Want more? Read the whole storyBefore You Begin
This recipe requires paper or foil muffin-tin liners. You can replace the buttermilk with ½ cup of plain Greek yogurt (any fat level) mixed with 1 cup of water, measuring out 1¼ cups of the mixture. Do not use buttermilk powder or a mixture of milk and lemon juice. A toaster oven works well for baking the muffins if you're using a 6-cup muffin tin; they will cook a bit faster, so begin checking for doneness 5 minutes earlier than the lower end of the time range.
Instructions
- Line 12-cup muffin tin with paper or foil liners.

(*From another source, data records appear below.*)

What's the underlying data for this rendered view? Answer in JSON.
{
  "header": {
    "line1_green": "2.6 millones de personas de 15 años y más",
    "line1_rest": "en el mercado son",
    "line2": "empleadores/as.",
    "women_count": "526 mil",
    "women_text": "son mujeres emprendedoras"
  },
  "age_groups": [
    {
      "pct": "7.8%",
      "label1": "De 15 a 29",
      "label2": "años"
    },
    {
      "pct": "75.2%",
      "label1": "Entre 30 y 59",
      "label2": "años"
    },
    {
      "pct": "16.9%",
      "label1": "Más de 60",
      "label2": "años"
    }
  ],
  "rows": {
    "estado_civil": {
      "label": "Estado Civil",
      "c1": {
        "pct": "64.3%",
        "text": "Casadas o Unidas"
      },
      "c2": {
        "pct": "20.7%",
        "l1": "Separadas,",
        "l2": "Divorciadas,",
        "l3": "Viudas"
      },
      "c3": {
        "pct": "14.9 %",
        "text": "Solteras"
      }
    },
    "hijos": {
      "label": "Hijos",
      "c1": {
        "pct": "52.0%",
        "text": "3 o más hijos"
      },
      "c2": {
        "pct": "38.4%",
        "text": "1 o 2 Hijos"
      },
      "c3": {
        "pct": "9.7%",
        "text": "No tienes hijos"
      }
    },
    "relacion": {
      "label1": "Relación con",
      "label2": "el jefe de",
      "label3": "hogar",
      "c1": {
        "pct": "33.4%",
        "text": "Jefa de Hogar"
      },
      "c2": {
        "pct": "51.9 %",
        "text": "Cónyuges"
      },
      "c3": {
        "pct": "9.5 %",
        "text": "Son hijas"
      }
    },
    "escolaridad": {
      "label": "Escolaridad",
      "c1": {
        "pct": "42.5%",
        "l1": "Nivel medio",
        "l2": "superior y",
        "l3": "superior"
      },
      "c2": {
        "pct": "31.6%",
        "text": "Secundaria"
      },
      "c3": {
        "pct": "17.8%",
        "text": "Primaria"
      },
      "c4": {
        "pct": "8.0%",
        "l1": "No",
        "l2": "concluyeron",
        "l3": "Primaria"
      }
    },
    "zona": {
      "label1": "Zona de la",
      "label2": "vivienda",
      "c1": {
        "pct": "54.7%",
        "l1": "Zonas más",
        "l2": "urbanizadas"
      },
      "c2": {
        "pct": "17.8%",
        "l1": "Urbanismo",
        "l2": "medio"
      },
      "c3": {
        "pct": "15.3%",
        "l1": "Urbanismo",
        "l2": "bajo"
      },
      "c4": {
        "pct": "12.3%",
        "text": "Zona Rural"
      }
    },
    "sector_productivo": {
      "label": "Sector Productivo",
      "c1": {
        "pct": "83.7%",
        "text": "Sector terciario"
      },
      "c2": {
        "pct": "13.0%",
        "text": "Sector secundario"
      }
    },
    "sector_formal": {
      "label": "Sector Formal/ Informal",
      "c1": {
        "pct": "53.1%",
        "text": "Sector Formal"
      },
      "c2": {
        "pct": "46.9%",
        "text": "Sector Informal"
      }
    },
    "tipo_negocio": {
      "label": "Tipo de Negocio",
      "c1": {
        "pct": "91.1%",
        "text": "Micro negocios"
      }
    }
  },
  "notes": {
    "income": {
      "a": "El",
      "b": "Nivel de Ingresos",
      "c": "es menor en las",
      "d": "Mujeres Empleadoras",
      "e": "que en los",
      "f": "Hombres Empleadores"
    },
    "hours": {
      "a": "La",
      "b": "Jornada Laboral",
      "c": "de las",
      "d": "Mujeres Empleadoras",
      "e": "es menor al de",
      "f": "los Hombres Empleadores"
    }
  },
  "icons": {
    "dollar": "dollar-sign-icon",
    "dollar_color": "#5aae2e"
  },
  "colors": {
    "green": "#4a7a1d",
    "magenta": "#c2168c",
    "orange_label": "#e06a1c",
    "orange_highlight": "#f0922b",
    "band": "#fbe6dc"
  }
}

- Whisk eggs and oil in large bowl until thoroughly combined. Add buttermilk, granulated sugar, and 1 teaspoon lemon zest and whisk to combine. Whisk flour, baking powder, cinnamon, baking soda, and salt together in medium bowl. Gently whisk one-third of flour mixture into egg mixture until no lumps remain. Whisk in half of remaining flour mixture until smooth. Using rubber spatula, gently fold in remaining flour mixture until few streaks of flour remain. Stir in blueberries until evenly distributed and no dry streaks of flour remain.

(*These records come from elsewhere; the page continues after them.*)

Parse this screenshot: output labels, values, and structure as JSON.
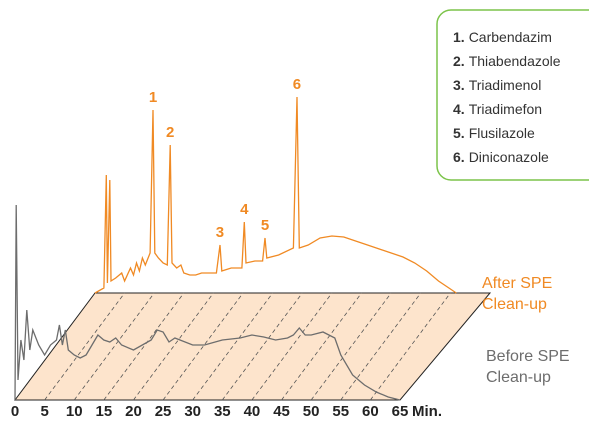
{
  "chart_data": {
    "type": "line",
    "x_label": "Min.",
    "xlim": [
      0,
      65
    ],
    "xticks": [
      0,
      5,
      10,
      15,
      20,
      25,
      30,
      35,
      40,
      45,
      50,
      55,
      60,
      65
    ],
    "ylim": [
      0,
      200
    ],
    "series": [
      {
        "name": "After SPE Clean-up",
        "color": "#f08a24",
        "x": [
          0,
          1.5,
          1.9,
          2.1,
          2.5,
          2.7,
          3.5,
          4.5,
          5,
          6,
          6.5,
          7,
          7.5,
          8,
          8.5,
          9.3,
          9.8,
          10.1,
          10.7,
          11.5,
          12.2,
          12.7,
          13,
          13.8,
          14.5,
          15,
          16,
          17,
          18,
          19,
          20.5,
          21.1,
          21.4,
          23,
          24.8,
          25.2,
          25.5,
          27,
          28.3,
          28.7,
          29,
          31,
          33.5,
          34.1,
          34.5,
          36,
          38,
          40,
          42,
          44,
          46,
          48,
          50,
          52,
          54,
          56,
          58,
          60,
          61
        ],
        "values": [
          0,
          5,
          118,
          10,
          113,
          12,
          15,
          20,
          12,
          25,
          18,
          30,
          22,
          35,
          28,
          40,
          183,
          40,
          35,
          30,
          28,
          148,
          30,
          25,
          28,
          20,
          18,
          18,
          20,
          20,
          20,
          48,
          22,
          25,
          25,
          71,
          30,
          32,
          32,
          55,
          35,
          38,
          45,
          196,
          45,
          48,
          55,
          57,
          56,
          52,
          48,
          44,
          40,
          36,
          30,
          22,
          12,
          4,
          0
        ]
      },
      {
        "name": "Before SPE Clean-up",
        "color": "#6d6d6d",
        "x": [
          0,
          0.2,
          0.5,
          1,
          1.5,
          2,
          2.5,
          3,
          4,
          5,
          6,
          7,
          7.5,
          8,
          8.5,
          9,
          10,
          11,
          12,
          13,
          14,
          15,
          16,
          17,
          18,
          20,
          23,
          24,
          25,
          26,
          27,
          30,
          32,
          35,
          38,
          40,
          42,
          44,
          46,
          47,
          48,
          49,
          50,
          52,
          54,
          55,
          57,
          59,
          61,
          63,
          65
        ],
        "values": [
          0,
          195,
          20,
          60,
          40,
          90,
          50,
          70,
          55,
          45,
          55,
          60,
          75,
          55,
          70,
          50,
          45,
          42,
          45,
          55,
          65,
          60,
          58,
          62,
          55,
          50,
          60,
          70,
          68,
          58,
          62,
          55,
          55,
          60,
          62,
          65,
          63,
          60,
          62,
          65,
          72,
          65,
          65,
          68,
          62,
          45,
          25,
          15,
          8,
          3,
          0
        ]
      }
    ],
    "peak_labels": [
      {
        "label": "1",
        "x": 9.8,
        "y": 183
      },
      {
        "label": "2",
        "x": 12.7,
        "y": 148
      },
      {
        "label": "3",
        "x": 21.1,
        "y": 48
      },
      {
        "label": "4",
        "x": 25.2,
        "y": 71
      },
      {
        "label": "5",
        "x": 28.7,
        "y": 55
      },
      {
        "label": "6",
        "x": 34.1,
        "y": 196
      }
    ],
    "compounds": [
      {
        "number": "1.",
        "name": "Carbendazim"
      },
      {
        "number": "2.",
        "name": "Thiabendazole"
      },
      {
        "number": "3.",
        "name": "Triadimenol"
      },
      {
        "number": "4.",
        "name": "Triadimefon"
      },
      {
        "number": "5.",
        "name": "Flusilazole"
      },
      {
        "number": "6.",
        "name": "Diniconazole"
      }
    ]
  }
}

- Using portion scoop or large spoon, divide batter evenly among prepared muffin cups (about ⅓ cup batter per liner). In small bowl, stir turbinado sugar and remaining 1 teaspoon zest together. Evenly sprinkle sugar-zest mixture over batter.
- Cover tin and transfer to freezer and freeze batter until solid, at least 3 hours. Transfer frozen batter portions (in liners) to zipper-lock bag and freeze for up to 2 months. (If liners freeze to tin, place muffin tin in rimmed baking sheet filled with ⅛ inch warm water for 1 minute. Twist and lift to release, then transfer to bag for freezing.)
- Adjust oven rack to middle position and heat oven to 350 degrees. Arrange desired number of (frozen) batter portions in muffin tin and bake until muffins have risen and are lightly browned and toothpick inserted into center comes out clean, 33 to 36 minutes. Let muffins cool in muffin tin on wire rack for 5 minutes. Remove muffins from muffin tin and let cool for 5 minutes before serving.